I happen to think that the SEO benefits of accessible development are overstated – especially because the only possible SEO benefit from accessibility is in the form of on-page factors. Based on my own analysis of WCAG 2.0 Success Criterion, only about 27% of the Success Criterion have any relationship to SEO. On the upside, 73% of the SEO/ Accessibility best practices are Level A and 8% of them are Level AA. If anything, I’d argue that improving on-page factors for SEO improves accessibility, not the other way around. Let’s face it: Things like better focus control, better form labels, better error handling are not going to increase your SEO. These are vitally important to users with disabilities, but offer no benefit for SEO.

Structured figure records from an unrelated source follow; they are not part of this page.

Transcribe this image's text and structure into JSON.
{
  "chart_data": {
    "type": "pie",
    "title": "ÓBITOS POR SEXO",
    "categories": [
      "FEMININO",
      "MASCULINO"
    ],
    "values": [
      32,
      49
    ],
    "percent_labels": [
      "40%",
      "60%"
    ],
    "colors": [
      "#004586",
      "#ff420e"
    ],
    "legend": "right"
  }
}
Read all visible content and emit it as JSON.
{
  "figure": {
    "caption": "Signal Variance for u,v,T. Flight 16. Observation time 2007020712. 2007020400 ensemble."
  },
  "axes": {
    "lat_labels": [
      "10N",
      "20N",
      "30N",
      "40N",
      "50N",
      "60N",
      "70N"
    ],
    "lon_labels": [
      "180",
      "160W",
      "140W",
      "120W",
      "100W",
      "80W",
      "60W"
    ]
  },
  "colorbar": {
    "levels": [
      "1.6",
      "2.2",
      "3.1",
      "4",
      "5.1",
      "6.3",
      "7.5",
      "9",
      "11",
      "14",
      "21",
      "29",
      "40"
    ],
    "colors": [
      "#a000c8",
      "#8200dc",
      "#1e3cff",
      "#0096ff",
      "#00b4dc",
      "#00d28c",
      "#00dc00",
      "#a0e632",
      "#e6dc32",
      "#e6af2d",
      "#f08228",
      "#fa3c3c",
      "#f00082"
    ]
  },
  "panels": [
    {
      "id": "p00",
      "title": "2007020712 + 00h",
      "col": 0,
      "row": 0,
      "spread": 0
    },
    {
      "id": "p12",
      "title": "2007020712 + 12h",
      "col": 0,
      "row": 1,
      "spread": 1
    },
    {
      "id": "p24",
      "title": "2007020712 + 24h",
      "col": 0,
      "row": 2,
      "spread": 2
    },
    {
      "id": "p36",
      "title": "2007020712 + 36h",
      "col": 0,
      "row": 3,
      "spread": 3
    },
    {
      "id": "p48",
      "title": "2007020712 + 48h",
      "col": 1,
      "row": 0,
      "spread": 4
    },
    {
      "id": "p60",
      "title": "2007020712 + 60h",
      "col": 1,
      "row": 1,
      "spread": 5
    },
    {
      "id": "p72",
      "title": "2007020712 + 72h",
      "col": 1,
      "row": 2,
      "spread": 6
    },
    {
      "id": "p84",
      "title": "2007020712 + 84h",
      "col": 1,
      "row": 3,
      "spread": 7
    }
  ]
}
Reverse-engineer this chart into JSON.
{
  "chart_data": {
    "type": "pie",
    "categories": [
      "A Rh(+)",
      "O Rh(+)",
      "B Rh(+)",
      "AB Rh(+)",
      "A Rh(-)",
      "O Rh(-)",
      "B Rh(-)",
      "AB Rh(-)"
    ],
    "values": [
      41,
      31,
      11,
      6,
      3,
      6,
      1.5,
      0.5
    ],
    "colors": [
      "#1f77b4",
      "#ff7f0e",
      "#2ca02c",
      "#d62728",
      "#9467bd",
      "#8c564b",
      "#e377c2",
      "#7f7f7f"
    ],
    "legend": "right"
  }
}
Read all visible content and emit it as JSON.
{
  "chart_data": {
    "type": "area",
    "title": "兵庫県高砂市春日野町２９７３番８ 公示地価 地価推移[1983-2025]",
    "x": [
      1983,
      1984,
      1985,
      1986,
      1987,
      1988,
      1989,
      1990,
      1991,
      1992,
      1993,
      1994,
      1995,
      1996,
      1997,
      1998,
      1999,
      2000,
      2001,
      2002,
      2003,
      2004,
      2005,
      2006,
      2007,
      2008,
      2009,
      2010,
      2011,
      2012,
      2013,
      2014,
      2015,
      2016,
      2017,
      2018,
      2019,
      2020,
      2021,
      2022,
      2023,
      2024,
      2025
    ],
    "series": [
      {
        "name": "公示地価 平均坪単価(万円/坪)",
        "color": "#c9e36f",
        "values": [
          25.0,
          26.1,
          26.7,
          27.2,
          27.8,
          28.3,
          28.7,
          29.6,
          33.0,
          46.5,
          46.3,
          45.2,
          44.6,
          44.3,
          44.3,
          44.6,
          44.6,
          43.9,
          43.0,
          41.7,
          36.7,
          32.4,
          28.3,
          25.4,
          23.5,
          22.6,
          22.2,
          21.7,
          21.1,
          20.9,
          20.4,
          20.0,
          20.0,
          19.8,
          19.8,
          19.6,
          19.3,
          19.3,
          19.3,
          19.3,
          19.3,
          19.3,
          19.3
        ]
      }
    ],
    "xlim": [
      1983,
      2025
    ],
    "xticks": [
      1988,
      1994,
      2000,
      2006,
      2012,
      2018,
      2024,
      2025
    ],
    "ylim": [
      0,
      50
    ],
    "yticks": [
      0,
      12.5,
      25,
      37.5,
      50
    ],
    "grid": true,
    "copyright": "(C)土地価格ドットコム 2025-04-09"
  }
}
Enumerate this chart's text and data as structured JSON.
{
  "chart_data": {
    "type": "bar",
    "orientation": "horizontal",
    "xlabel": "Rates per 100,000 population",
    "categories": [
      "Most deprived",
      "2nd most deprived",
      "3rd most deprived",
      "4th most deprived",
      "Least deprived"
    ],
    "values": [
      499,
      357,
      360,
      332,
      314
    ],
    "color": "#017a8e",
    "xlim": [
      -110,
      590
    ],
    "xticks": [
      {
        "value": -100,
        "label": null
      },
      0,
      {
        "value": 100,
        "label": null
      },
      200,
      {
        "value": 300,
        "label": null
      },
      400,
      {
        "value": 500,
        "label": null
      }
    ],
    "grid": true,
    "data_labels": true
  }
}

That being said, I’m very intrigued by this topic. I once had an off-the-record conversation with the SEO & Accessibility Guy at a Fortune 500 company who regaled me with tales of how much one quality conversion is worth to his company. I am currently finding a way to gather hard data on SEO and accessibility, because it seems promising in certain situations. To get an idea of the ROI you can get from SEO, use this SEO ROI Calculator. One thing is certain: you cannot offset poor SEO with PPC cost effectively. Improvements to SEO can mean huge money, depending on the type of company and type of website. Apart from the effort to design and maintain a search-engine friendly website (which would be the same as any other site) or to improve a current site’s SEO, organic traffic is essentially free. Conversely, PPC and other advertising always costs money and is less likely to deliver as effective ROI as organic SEO traffic. You may be able to kill two birds with one stone by increasing SEO and accessibility at the same time.
What would make this evidence truly compelling is research which can directly connect improvements to the site based on stated SEO-to-WCAG mappings and track increases in organic traffic and conversions. The thing that most often makes this a weak business case is when the site is unable to convert traffic to business. New search engine referrals don’t do you a bit of good if the new traffic doesn’t mean new money. Sort of like the old “If a tree falls in the forest…” if the visitors don’t convert, is it a business case? My answer is no.